Back to the future: transforming the City into a home
It might be hard to stay optimistic about the future of city centres with the Omicron variant once more causing concern. Yet, not too long ago London was back to full swing. Coffee shops were buzzing again, bars and restaurants were full and office workers were playing tube tetris each morning. This shouldn’t feel like a distant memory, as we will overcome this variant like we have done with previous ones.
But the problem is that London is currently a three-day city. At the beginning of December, the number of workers returning to offices had soared by over 30 per cent compared to September. Most of them, however, are only coming in on Tuesday, Wednesday And Thursday, gaining themselves an unfortunate acronym. The tail ends of the week find many offices just as empty as they were in 2020.
Some might think this isn’t a problem, and that instead, the new hybrid working is the best of both worlds. People can mingle in the office for three days, swapping news, creating ideas and building relationships, and spend the other two doing deskwork at home allowing for uninterrupted thinking time and saving on travel. Others might point out that it isn’t really anything new: anyone who visited the Square Mile at the weekend even a few years ago would have found it eerily quiet.
But in the longer term, the economic effects of maintaining a central business district that is deserted for two thirds of the week don’t stack up. In London, institutional investors – your pension, your bank and your insurer – are the largest landlords. Making sure the city isn’t a ghost town affects everyone, from your favourite coffee shop to these same institutions.

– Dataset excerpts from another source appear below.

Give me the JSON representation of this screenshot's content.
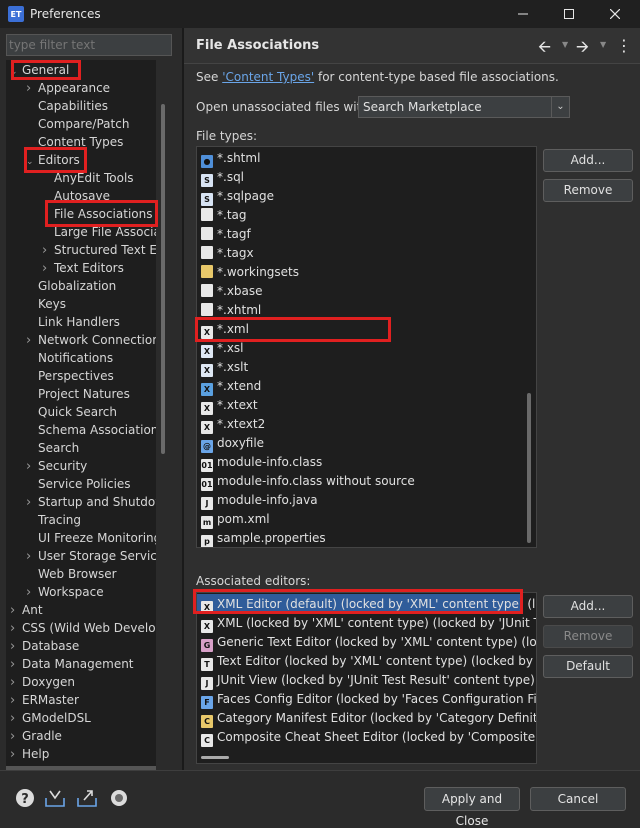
{
  "window": {
    "title": "Preferences",
    "icon_text": "ET"
  },
  "filter": {
    "placeholder": "type filter text"
  },
  "tree": {
    "items": [
      {
        "label": "General",
        "arrow": "expanded"
      },
      {
        "label": "Appearance",
        "arrow": "collapsed"
      },
      {
        "label": "Capabilities",
        "arrow": ""
      },
      {
        "label": "Compare/Patch",
        "arrow": ""
      },
      {
        "label": "Content Types",
        "arrow": ""
      },
      {
        "label": "Editors",
        "arrow": "expanded"
      },
      {
        "label": "AnyEdit Tools",
        "arrow": ""
      },
      {
        "label": "Autosave",
        "arrow": ""
      },
      {
        "label": "File Associations",
        "arrow": ""
      },
      {
        "label": "Large File Associa",
        "arrow": ""
      },
      {
        "label": "Structured Text Ed",
        "arrow": "collapsed"
      },
      {
        "label": "Text Editors",
        "arrow": "collapsed"
      },
      {
        "label": "Globalization",
        "arrow": ""
      },
      {
        "label": "Keys",
        "arrow": ""
      },
      {
        "label": "Link Handlers",
        "arrow": ""
      },
      {
        "label": "Network Connection",
        "arrow": "collapsed"
      },
      {
        "label": "Notifications",
        "arrow": ""
      },
      {
        "label": "Perspectives",
        "arrow": ""
      },
      {
        "label": "Project Natures",
        "arrow": ""
      },
      {
        "label": "Quick Search",
        "arrow": ""
      },
      {
        "label": "Schema Associations",
        "arrow": ""
      },
      {
        "label": "Search",
        "arrow": ""
      },
      {
        "label": "Security",
        "arrow": "collapsed"
      },
      {
        "label": "Service Policies",
        "arrow": ""
      },
      {
        "label": "Startup and Shutdow",
        "arrow": "collapsed"
      },
      {
        "label": "Tracing",
        "arrow": ""
      },
      {
        "label": "UI Freeze Monitoring",
        "arrow": ""
      },
      {
        "label": "User Storage Service",
        "arrow": "collapsed"
      },
      {
        "label": "Web Browser",
        "arrow": ""
      },
      {
        "label": "Workspace",
        "arrow": "collapsed"
      },
      {
        "label": "Ant",
        "arrow": "collapsed"
      },
      {
        "label": "CSS (Wild Web Develop",
        "arrow": "collapsed"
      },
      {
        "label": "Database",
        "arrow": "collapsed"
      },
      {
        "label": "Data Management",
        "arrow": "collapsed"
      },
      {
        "label": "Doxygen",
        "arrow": "collapsed"
      },
      {
        "label": "ERMaster",
        "arrow": "collapsed"
      },
      {
        "label": "GModelDSL",
        "arrow": "collapsed"
      },
      {
        "label": "Gradle",
        "arrow": "collapsed"
      },
      {
        "label": "Help",
        "arrow": "collapsed"
      }
    ]
  },
  "page": {
    "title": "File Associations",
    "see_prefix": "See ",
    "see_link": "'Content Types'",
    "see_suffix": " for content-type based file associations.",
    "open_unassociated_label": "Open unassociated files with:",
    "open_unassociated_value": "Search Marketplace",
    "file_types_label": "File types:",
    "associated_editors_label": "Associated editors:"
  },
  "file_types": [
    {
      "name": "*.shtml",
      "icon": "globe-icon"
    },
    {
      "name": "*.sql",
      "icon": "sql-file-icon"
    },
    {
      "name": "*.sqlpage",
      "icon": "sql-file-icon"
    },
    {
      "name": "*.tag",
      "icon": "file-icon"
    },
    {
      "name": "*.tagf",
      "icon": "file-icon"
    },
    {
      "name": "*.tagx",
      "icon": "file-icon"
    },
    {
      "name": "*.workingsets",
      "icon": "folder-file-icon"
    },
    {
      "name": "*.xbase",
      "icon": "file-icon"
    },
    {
      "name": "*.xhtml",
      "icon": "file-icon"
    },
    {
      "name": "*.xml",
      "icon": "xml-file-icon"
    },
    {
      "name": "*.xsl",
      "icon": "xsl-file-icon"
    },
    {
      "name": "*.xslt",
      "icon": "xsl-file-icon"
    },
    {
      "name": "*.xtend",
      "icon": "xtend-file-icon"
    },
    {
      "name": "*.xtext",
      "icon": "xtext-file-icon"
    },
    {
      "name": "*.xtext2",
      "icon": "xtext-file-icon"
    },
    {
      "name": "doxyfile",
      "icon": "doxygen-icon"
    },
    {
      "name": "module-info.class",
      "icon": "class-file-icon"
    },
    {
      "name": "module-info.class without source",
      "icon": "class-file-icon"
    },
    {
      "name": "module-info.java",
      "icon": "java-file-icon"
    },
    {
      "name": "pom.xml",
      "icon": "maven-file-icon"
    },
    {
      "name": "sample.properties",
      "icon": "properties-file-icon"
    }
  ],
  "editors": [
    {
      "name": "XML Editor (default) (locked by 'XML' content type) (loc",
      "icon": "xml-editor-icon"
    },
    {
      "name": "XML (locked by 'XML' content type) (locked by 'JUnit Te",
      "icon": "xml-editor-icon"
    },
    {
      "name": "Generic Text Editor (locked by 'XML' content type) (lock",
      "icon": "generic-editor-icon"
    },
    {
      "name": "Text Editor (locked by 'XML' content type) (locked by 'JU",
      "icon": "text-editor-icon"
    },
    {
      "name": "JUnit View (locked by 'JUnit Test Result' content type)",
      "icon": "junit-icon"
    },
    {
      "name": "Faces Config Editor (locked by 'Faces Configuration File",
      "icon": "faces-config-icon"
    },
    {
      "name": "Category Manifest Editor (locked by 'Category Definitio",
      "icon": "category-manifest-icon"
    },
    {
      "name": "Composite Cheat Sheet Editor (locked by 'Composite C",
      "icon": "cheat-sheet-icon"
    }
  ],
  "buttons": {
    "file_add": "Add...",
    "file_remove": "Remove",
    "editor_add": "Add...",
    "editor_remove": "Remove",
    "editor_default": "Default",
    "apply_close": "Apply and Close",
    "cancel": "Cancel"
  },
  "colors": {
    "highlight": "#e02020",
    "selection": "#2f5c9a",
    "link": "#6aa5e8"
  }
}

It is pointless to pretend that everything will go back to the way it was. But it’s also questionable whether we want it to. Fortunately, there is a solution.
Getting workers back into the office is only part of the answer. It’s an important part, which is why over half the capital’s new office constructions have been refurbishments. Businesses have realised that it’s not just about having a canteen. Offices need to be tempting spaces that people want to be in: well-connected, fully integrated environments that promote productivity and safeguard well-being. But looking longer term, developers are starting to re-imagine what cities might be for.
Placemaking – reimagining public spaces so they strengthen connections with the people who inhabit them – can sound like a nebulous concept. The reality is, though, that for investors it is also delivering real returns. Research shows that spending an extra 50 per cent on placemaking can boost land values by 25 per cent overall. Creating attractive environments can see hard returns in terms of higher footfall and higher rental values. But there is an additional bonus here; impact investing is also booming. The last decade has seen a 520 per cent increase in the social bond market and there is widespread evidence of a massive wave of interest in the social and sustainable finance market, all of which intersects with placemaking.
Increasingly it looks like we are reaching a perfect nexus for creating the cities of the future. Mixed use developments are creating hybrid urban environments where people can – to coin a great phrase from British Land – work, live and play. Metropolitan spaces are being reimagined as genuine communities. Professor Carlos Moreno’s vision of the “15-minute city”, a place where you can reach work and other daily facilities with a short walk or cycle, has caught the imagination of planners and developers alike.
Finally, there is more capital than ever before looking for a home with strong ESG credentials. Alongside that we have technological developments that will make cities quieter, cleaner and more connected. Already in London we have hubs like Canary Wharf, Battersea and King’s Cross which are pioneering a new way of using the landscape.
But this isn’t even a new idea. For most of its 2000-year history, the city of London was what we would call a hybrid city. In the 1600s it was home to 3 per cent of the entire population of the UK. Bringing people together – merchants, traders, artisans, and all the allied professions that supported them – in the place where they lived was what created the beginnings of the bustling metropolis we know today. This is not about creating a new way of living, but refining one that is centuries old. After all, it is worth remembering that some of the world’s greatest financial institutions started in coffee shops.